Until fairly recently, collecting membership fees via Direct Debit was not viable for the majority of clubs due to the lengthy and costly accreditation process. Thankfully that has now changed and many clubs now benefit from using online solutions without the red tape and protracted set-up process.
I still talk to clubs who are concerned about the costs as they see direct debit as just being an additional burden to the club finances. Yes, there will be a cost, however once we start to discuss the benefits of collection via direct debit with the club they soon start to see this as a positive not a negative.
So let’s talk about costs. As with everything you need to shop around and clubs must look to minimise the fees. Lets take two examples:
- Club 1 – 120 members paying an average of £85 p.a. Club collects £10,200 p.a.
- Club 2 – 300 members paying an average of £70 p.a. Club collects £21,000 p.a.
You can pay as little as 1% in fees. So in the above two examples you could pay as little as:
- Club 1 – £102p.a. fees (PayPal fees for equivalent would be approx £371)
- Club 2 – £210 p.a. fees (PayPal fees for equivalent would be approx £764)

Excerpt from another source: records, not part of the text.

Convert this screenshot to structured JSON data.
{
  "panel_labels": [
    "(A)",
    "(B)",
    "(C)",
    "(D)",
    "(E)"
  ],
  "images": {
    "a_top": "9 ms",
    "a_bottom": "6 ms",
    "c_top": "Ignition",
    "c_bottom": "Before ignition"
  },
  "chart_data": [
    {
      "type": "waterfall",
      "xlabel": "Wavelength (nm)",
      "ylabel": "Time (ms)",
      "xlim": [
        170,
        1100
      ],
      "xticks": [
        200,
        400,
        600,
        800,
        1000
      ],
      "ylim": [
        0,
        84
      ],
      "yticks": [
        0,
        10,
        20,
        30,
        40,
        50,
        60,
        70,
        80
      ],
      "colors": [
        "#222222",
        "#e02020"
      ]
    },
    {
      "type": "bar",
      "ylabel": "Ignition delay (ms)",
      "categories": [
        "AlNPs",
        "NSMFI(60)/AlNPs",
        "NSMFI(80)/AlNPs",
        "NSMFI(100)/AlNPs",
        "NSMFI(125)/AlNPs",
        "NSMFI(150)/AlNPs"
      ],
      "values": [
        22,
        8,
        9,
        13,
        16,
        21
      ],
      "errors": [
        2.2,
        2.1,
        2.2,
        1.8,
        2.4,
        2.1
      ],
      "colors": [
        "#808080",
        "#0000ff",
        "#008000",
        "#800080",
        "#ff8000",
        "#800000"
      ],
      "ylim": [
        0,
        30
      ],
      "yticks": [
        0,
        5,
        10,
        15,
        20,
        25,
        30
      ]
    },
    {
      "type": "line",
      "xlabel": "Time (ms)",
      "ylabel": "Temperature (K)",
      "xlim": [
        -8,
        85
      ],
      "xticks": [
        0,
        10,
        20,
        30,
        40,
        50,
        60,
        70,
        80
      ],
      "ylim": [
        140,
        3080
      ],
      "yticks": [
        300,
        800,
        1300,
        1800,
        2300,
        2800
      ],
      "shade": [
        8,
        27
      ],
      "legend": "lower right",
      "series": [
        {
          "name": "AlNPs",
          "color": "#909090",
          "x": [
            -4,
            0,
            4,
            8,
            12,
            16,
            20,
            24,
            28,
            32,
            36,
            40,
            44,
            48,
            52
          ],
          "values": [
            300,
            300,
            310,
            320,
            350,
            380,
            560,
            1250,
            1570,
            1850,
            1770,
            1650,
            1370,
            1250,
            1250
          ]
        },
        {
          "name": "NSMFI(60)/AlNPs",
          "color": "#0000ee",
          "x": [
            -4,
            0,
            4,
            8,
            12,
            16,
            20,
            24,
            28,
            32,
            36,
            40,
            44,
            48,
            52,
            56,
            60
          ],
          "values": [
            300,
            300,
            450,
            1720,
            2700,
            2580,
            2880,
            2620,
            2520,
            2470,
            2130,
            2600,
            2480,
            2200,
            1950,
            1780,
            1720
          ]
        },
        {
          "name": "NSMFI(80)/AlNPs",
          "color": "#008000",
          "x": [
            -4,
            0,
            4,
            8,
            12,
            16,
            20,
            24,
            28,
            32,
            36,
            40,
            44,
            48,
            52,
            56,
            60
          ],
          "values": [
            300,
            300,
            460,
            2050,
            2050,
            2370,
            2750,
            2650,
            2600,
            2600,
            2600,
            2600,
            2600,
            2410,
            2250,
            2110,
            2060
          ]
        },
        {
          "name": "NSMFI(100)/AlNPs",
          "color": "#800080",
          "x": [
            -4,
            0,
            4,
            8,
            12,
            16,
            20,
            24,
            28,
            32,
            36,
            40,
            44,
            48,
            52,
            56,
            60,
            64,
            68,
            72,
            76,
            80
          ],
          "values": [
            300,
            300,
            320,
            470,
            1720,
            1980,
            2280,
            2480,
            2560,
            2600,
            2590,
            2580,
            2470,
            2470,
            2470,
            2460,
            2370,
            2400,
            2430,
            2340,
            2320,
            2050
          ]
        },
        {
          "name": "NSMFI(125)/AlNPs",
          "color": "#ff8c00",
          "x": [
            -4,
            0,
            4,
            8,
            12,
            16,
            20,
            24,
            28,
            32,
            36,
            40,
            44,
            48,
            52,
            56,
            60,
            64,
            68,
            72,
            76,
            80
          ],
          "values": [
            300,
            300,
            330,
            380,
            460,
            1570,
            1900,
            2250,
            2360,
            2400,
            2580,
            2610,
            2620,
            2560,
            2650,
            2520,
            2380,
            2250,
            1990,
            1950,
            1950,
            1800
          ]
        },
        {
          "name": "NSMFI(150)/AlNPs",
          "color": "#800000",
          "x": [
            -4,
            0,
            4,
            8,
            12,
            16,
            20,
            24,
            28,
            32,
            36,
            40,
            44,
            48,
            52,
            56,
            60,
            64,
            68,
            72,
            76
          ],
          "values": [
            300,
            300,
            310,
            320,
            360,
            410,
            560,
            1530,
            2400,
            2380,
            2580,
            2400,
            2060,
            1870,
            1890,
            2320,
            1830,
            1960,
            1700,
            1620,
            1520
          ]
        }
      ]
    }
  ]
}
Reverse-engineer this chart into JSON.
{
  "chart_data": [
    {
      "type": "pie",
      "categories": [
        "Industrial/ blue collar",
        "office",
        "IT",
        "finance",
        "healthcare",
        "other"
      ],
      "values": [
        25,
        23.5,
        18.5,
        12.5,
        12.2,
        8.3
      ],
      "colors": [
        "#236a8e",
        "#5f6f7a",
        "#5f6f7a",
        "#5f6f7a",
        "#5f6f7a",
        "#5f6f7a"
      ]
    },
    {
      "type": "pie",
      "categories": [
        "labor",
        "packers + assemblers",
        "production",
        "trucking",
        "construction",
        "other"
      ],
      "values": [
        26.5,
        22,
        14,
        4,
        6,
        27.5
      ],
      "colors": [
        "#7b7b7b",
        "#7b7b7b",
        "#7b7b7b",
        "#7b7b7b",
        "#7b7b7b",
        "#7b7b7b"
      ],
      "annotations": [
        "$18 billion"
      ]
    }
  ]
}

Now some may see £210 as significant when clubs are being managed on a tight shoestring, So what are the positives that may persuade them otherwise?
- Reduction in costs if already using PayPal or similar
- Improved cash flow for the club (knowing when your money will be received and how much you will receive each month)
- Reduction in debt / non-payment of fees (combined with a strong member database package there is real time visibility of debtors)
- The ability to collect pro-rata fees from new members from the day they join the club (for some clubs this improves revenue where in the past they may have just charged half year fees or let people off fees if they joined late in the season)
- A transparent charging system (club management can view reports and records of payment, categories etc to ensure all are paying the correct fees)
- Less time commitment from managers, team captains and committee members (in chasing fees, banking money, maintaining paper records etc.)
Reducing debt and improving collection of pro-rata fees from new members both combine to help increase revenue for the club and unless you currently have the most robust systems in place will almost certainly mean you easily recoup your costs.
If this isn’t enough to persuade them you can always consider how you could recoup this fee from the members. If you charge a £1 surcharge to pay by direct debit to each member in the above example for Club 2 you have now made £300 in surcharges, covering the £210 fees with some to spare. How would a member react to a £1 annual surcharge for the benefit of paying by direct debit? I doubt they would raise an eyebrow to that.
Consider taking this further. Would you like your club to operate within a cash free environment? No more collecting training fees, match fees, kit purchase payments in cash or by cheque from members. No more paying out cash for mileage expenses, refreshment purchases, coaching and officiating expenses.
There is now a system which allows you to charge and credit members accounts and collect one monthly payment by direct debit. This is the ultimate in club management but arguably the way forward for us all.
Today may be the day that you decide to bring your club into the 21st Century and introduce direct debits as your new payment option. Today could be the day you change the way you manage your club forever.